P(Spam|message): 1.3264525817289475e-30
P(Ham|message): 3.0217162650873457e-37
Label: Spam


In [17]:
classify("Sorry for the late response I was busy at work.")

P(Spam|message): 8.458766341414401e-35
P(Ham|message): 4.831524923388401e-28
Label: Ham


# Measuring the Spam Filters Accuracy
It's time to test how well the spam filter does on the test set.
The `classify()` function will output a label for every message in the test set, which will be compared with the actual label given by a human.

(`classify()` function will be edited, the labels will be returned instead of printing them.)

In [18]:
def classify_test_set(message):

    message = re.sub('\W', ' ', message)
    message = message.lower()
    message = message.split()

    p_spam_given_message = p_spam
    p_ham_given_message = p_ham

    for word in message:
        if word in parameters_spam:
            p_spam_given_message *= parameters_spam[word]

        if word in parameters_ham:
            p_ham_given_message *= parameters_ham[word]
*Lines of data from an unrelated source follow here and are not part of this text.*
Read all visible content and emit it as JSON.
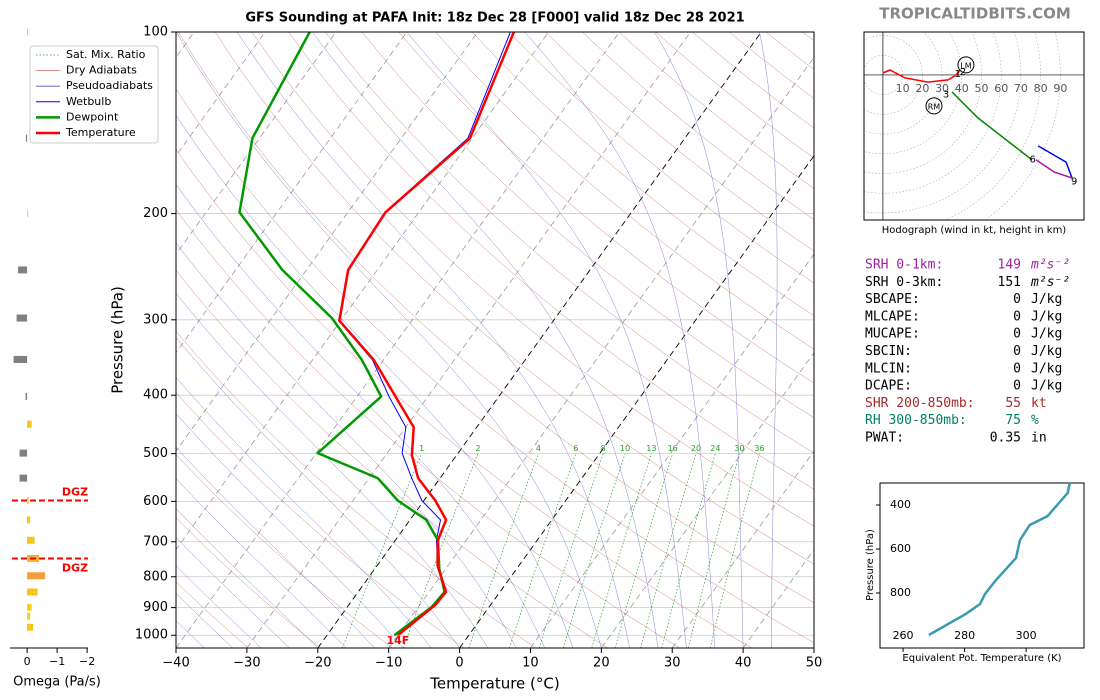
{
  "site": "TROPICALTIDBITS.COM",
  "chart_data": [
    {
      "type": "skewt",
      "title": "GFS Sounding at PAFA Init: 18z Dec 28 [F000] valid 18z Dec 28 2021",
      "xlabel": "Temperature (°C)",
      "ylabel": "Pressure (hPa)",
      "xlim": [
        -40,
        50
      ],
      "ylim": [
        1050,
        100
      ],
      "log_y": true,
      "xticks": [
        {
          "value": -40,
          "label": "−40"
        },
        {
          "value": -30,
          "label": "−30"
        },
        {
          "value": -20,
          "label": "−20"
        },
        {
          "value": -10,
          "label": "−10"
        },
        0,
        10,
        20,
        30,
        40,
        50
      ],
      "yticks": [
        100,
        200,
        300,
        400,
        500,
        600,
        700,
        800,
        900,
        1000
      ],
      "grid": true,
      "background": [
        {
          "name": "Sat. Mix. Ratio",
          "color": "#2a9d2a"
        },
        {
          "name": "Dry Adiabats",
          "color": "#c86464"
        },
        {
          "name": "Pseudoadiabats",
          "color": "#5050c8"
        }
      ],
      "mixing_ratio_labels": [
        1,
        2,
        4,
        6,
        8,
        10,
        13,
        16,
        20,
        24,
        30,
        36
      ],
      "series": [
        {
          "name": "Wetbulb",
          "color": "#0000ff",
          "pressure": [
            1000,
            891,
            848,
            766,
            696,
            644,
            598,
            549,
            499,
            452,
            402,
            350,
            301,
            248,
            199,
            150,
            100
          ],
          "values": [
            -10,
            -8,
            -7.8,
            -11.5,
            -14.2,
            -15.7,
            -20.3,
            -24,
            -27.9,
            -30,
            -35.5,
            -41.5,
            -50.3,
            -54.2,
            -54.8,
            -50.6,
            -55.4
          ]
        },
        {
          "name": "Dewpoint",
          "color": "#009900",
          "pressure": [
            1000,
            899,
            848,
            776,
            696,
            644,
            598,
            549,
            499,
            402,
            350,
            298,
            248,
            199,
            150,
            100
          ],
          "values": [
            -10.5,
            -8.1,
            -7.8,
            -10.9,
            -14,
            -17.7,
            -23.7,
            -28.8,
            -39.8,
            -36.6,
            -43,
            -51.5,
            -63.4,
            -75.3,
            -81,
            -83.7
          ]
        },
        {
          "name": "Temperature",
          "color": "#ff0000",
          "pressure": [
            1000,
            891,
            848,
            766,
            696,
            644,
            598,
            549,
            503,
            452,
            350,
            301,
            248,
            199,
            150,
            100
          ],
          "values": [
            -10,
            -7.8,
            -7.6,
            -11.5,
            -14,
            -14.9,
            -18.4,
            -23.1,
            -26.3,
            -28.9,
            -41.3,
            -50.2,
            -54.1,
            -54.7,
            -50.3,
            -54.9
          ]
        }
      ],
      "annotations": [
        "14F"
      ]
    },
    {
      "type": "barh",
      "xlabel": "Omega (Pa/s)",
      "xlim": [
        0.57,
        -2.03
      ],
      "xticks": [
        0,
        {
          "value": -1,
          "label": "−1"
        },
        {
          "value": -2,
          "label": "−2"
        }
      ],
      "pressure": [
        100,
        150,
        200,
        248,
        298,
        349,
        402,
        447,
        499,
        549,
        598,
        644,
        696,
        746,
        797,
        848,
        899,
        930,
        970
      ],
      "values": [
        -0.03,
        0.04,
        -0.03,
        0.3,
        0.35,
        0.45,
        0.05,
        -0.15,
        0.25,
        0.25,
        -0.05,
        -0.1,
        -0.25,
        -0.4,
        -0.6,
        -0.35,
        -0.15,
        -0.1,
        -0.2
      ],
      "colors": [
        "#f5d020",
        "#808080",
        "#f5d020",
        "#808080",
        "#808080",
        "#808080",
        "#808080",
        "#f5c518",
        "#808080",
        "#808080",
        "#f5c518",
        "#f5c518",
        "#f5c518",
        "#f5b030",
        "#f39c3a",
        "#f5c518",
        "#f5d020",
        "#f5d020",
        "#f5c518"
      ],
      "dgz": {
        "pressure": [
          598,
          746
        ],
        "labels": [
          "DGZ",
          "DGZ"
        ]
      }
    },
    {
      "type": "hodograph",
      "xlabel": "Hodograph (wind in kt, height in km)",
      "xlim": [
        -9.6,
        102
      ],
      "ylim": [
        -73.6,
        21.8
      ],
      "rings": [
        10,
        20,
        30,
        40,
        50,
        60,
        70,
        80,
        90
      ],
      "series": [
        {
          "color": "#ff0000",
          "u": [
            0,
            3.6,
            11.2,
            22.8,
            33,
            37.1,
            39.1
          ],
          "v": [
            1,
            2.5,
            -1.5,
            -3.6,
            -2.5,
            0,
            2.5
          ]
        },
        {
          "color": "#008800",
          "u": [
            35,
            48.2,
            75.6
          ],
          "v": [
            -8.6,
            -21.8,
            -43.1
          ]
        },
        {
          "color": "#0000ff",
          "u": [
            78.7,
            92.9,
            95.9
          ],
          "v": [
            -36,
            -44.2,
            -52.3
          ]
        },
        {
          "color": "#a020a0",
          "u": [
            77.7,
            86.8,
            95.9
          ],
          "v": [
            -43.1,
            -49.2,
            -52.3
          ]
        }
      ],
      "height_labels": [
        {
          "label": "1",
          "u": 38,
          "v": 0.5
        },
        {
          "label": "2",
          "u": 40.6,
          "v": 1.5
        },
        {
          "label": "3",
          "u": 32,
          "v": -10
        },
        {
          "label": "6",
          "u": 76,
          "v": -43
        },
        {
          "label": "9",
          "u": 97,
          "v": -54
        }
      ],
      "motion": [
        {
          "label": "LM",
          "u": 42.1,
          "v": 5.1
        },
        {
          "label": "RM",
          "u": 25.9,
          "v": -15.7
        }
      ]
    },
    {
      "type": "line",
      "xlabel": "Equivalent Pot. Temperature (K)",
      "ylabel": "Pressure (hPa)",
      "xlim": [
        252.5,
        318.8
      ],
      "ylim": [
        1050,
        300
      ],
      "xticks": [
        260,
        280,
        300
      ],
      "yticks": [
        400,
        600,
        800
      ],
      "color": "#3a9ab0",
      "values": [
        268.4,
        280.4,
        285,
        286.6,
        290.2,
        296.7,
        298,
        301.2,
        307,
        313.5,
        314.2
      ],
      "pressure": [
        991,
        895,
        850,
        805,
        741,
        641,
        559,
        491,
        450,
        345,
        300
      ]
    }
  ],
  "stats": [
    {
      "label": "SRH 0-1km:",
      "value": 149,
      "unit": "m²s⁻²",
      "color": "#a020a0"
    },
    {
      "label": "SRH 0-3km:",
      "value": 151,
      "unit": "m²s⁻²",
      "color": "#000000"
    },
    {
      "label": "SBCAPE:",
      "value": 0,
      "unit": "J/kg",
      "color": "#000000"
    },
    {
      "label": "MLCAPE:",
      "value": 0,
      "unit": "J/kg",
      "color": "#000000"
    },
    {
      "label": "MUCAPE:",
      "value": 0,
      "unit": "J/kg",
      "color": "#000000"
    },
    {
      "label": "SBCIN:",
      "value": 0,
      "unit": "J/kg",
      "color": "#000000"
    },
    {
      "label": "MLCIN:",
      "value": 0,
      "unit": "J/kg",
      "color": "#000000"
    },
    {
      "label": "DCAPE:",
      "value": 0,
      "unit": "J/kg",
      "color": "#000000"
    },
    {
      "label": "SHR 200-850mb:",
      "value": 55,
      "unit": "kt",
      "color": "#a52a2a"
    },
    {
      "label": "RH 300-850mb:",
      "value": 75,
      "unit": "%",
      "color": "#008060"
    },
    {
      "label": "PWAT:",
      "value": 0.35,
      "unit": "in",
      "color": "#000000"
    }
  ]
}
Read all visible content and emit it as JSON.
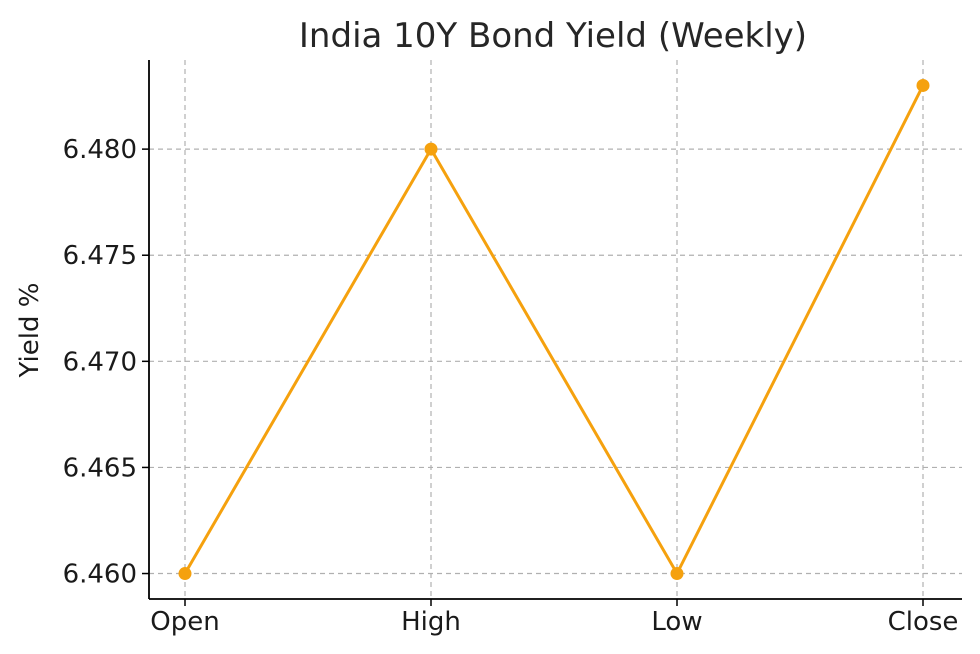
{
  "chart_data": {
    "type": "line",
    "title": "India 10Y Bond Yield (Weekly)",
    "xlabel": "",
    "ylabel": "Yield %",
    "categories": [
      "Open",
      "High",
      "Low",
      "Close"
    ],
    "series": [
      {
        "values": [
          6.46,
          6.48,
          6.46,
          6.483
        ],
        "color": "#f5a10e"
      }
    ],
    "yticks": [
      "6.460",
      "6.465",
      "6.470",
      "6.475",
      "6.480"
    ],
    "ylim": [
      6.4588,
      6.4842
    ],
    "grid": true,
    "legend": false
  }
}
    if p_ham_given_message > p_spam_given_message:
        return 'ham'
    elif p_spam_given_message > p_ham_given_message:
        return 'spam'
    else:
        return 'needs human classification'

Now that the function returns labels instead of printing them, it can be used to create a new column in the test set.

In [19]:
test_set['Predicted'] = test_set['SMS'].apply(classify_test_set)
test_set.head()

Unnamed: 0,Label,SMS,Predicted
0,ham,Later i guess. I needa do mcat study too.,ham
1,ham,But i haf enuff space got like 4 mb...,ham
2,spam,Had your mobile 10 mths? Update to latest Oran...,spam
3,ham,All sounds good. Fingers . Makes it difficult ...,ham
4,ham,"All done, all handed in. Don't know if mega sh...",ham


Testing the accuracy of the spam filter

In [20]:
correct = 0
total = test_set.shape[0]

for row in test_set.iterrows():
    row = row[1]
    if row['Label'] == row['Predicted']:
        correct += 1
        
accuracy = correct / total
print('Correct:', correct)
print('Incorrect:', total-correct)
print('Accuracy:', accuracy)

Correct: 1100
Incorrect: 14
Accuracy: 0.9874326750448833


Out of 1,114 messages in the test set only 14 message were incorrectly labeled. Overall goal was to get an accuracy of at least 80%. The spam filter had an accuracy of about 98.74% which is very good.